Salvatore Martelli
“Solo estás traicionando la ley”, “Lo siento por tu esposa, por tus hijas y por todas las mujeres cercanas a ti”: discusiones a ciegas entre Francesca Pascale y Rossano Sasso en vivo por televisión. El diputado que recientemente pasó de la Liga al Movimento Futuro Nazionale de Roberto Vannacci y el ex socio y activista de derechos civiles de Silvio Berlusconi se encuentran y se enfrentan en la sala de televisión Omnibus de La 7. El tema es naturalmente político, pero pronto la conversación entre los dos se convierte en una discusión en la que los dos ciertamente no intercambiaron palabras de afecto.

Sasso comienza: “Una derecha falsa, un poco como la derecha moderada, fluida y blanda encarnada por la señora Pascale, de la Forza Italia de hoy – comienza mientras Pascale ya está en los escudos – Señora Pascale, ante todo saluda y le pido la cortesía de no interrumpirme”. Pascale, sin embargo, no está de acuerdo: “Ella y su Badoglio serán los más dulces – se refiere a Vannacci – me compadezco de su esposa, de sus hijas y de todas las mujeres que están a su lado”. El diputado contraataca: “No le permitiré hacerlo, doctora Pascale. Sólo está traicionando la ley. No se permita hacerlo”. La tensión aumenta en el estudio y el activista alza la voz: “Tú y tu Vannacci vais a perder”.
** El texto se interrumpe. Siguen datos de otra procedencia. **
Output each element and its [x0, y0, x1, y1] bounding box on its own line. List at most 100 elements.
Sasso se enoja y responde: “Lo único ridículo aquí es que estás tratando de reciclarte políticamente”. La conversación se ha convertido ahora en una pelea verbal: “¿Pero cuándo debo volver a capacitarme? – dijo Pascale – ¿Pero cuándo he sido candidata? ¿Cuándo debo volver a capacitarme? Los dos líderes del grupo Forza Italia se han abierto a la eutanasia y a los derechos civiles. Eso es lo hermoso de Forza Italia”. “Estás confundiendo los caprichos de las parejas LGBT al querer tener un hijo. ¿Por casualidad, en tu opinión, los derechos civiles son la vergüenza del útero alquilado? Dínoslo”, le aconseja Sasso. “Tu objetivo es quedarte en un rincón. Pon ese dedo en tu bolsillo. Tú y yo somos extraños y quedémonos en el tuyo, Sasso. Tú vas más allá con el idioma, quédate en el tuyo – dijo Pascale furiosa antes de cerrar una línea – Porque tú y yo no somos amigos, sinceramente. Si luego quieres presentarme a tu esposa, de nada.”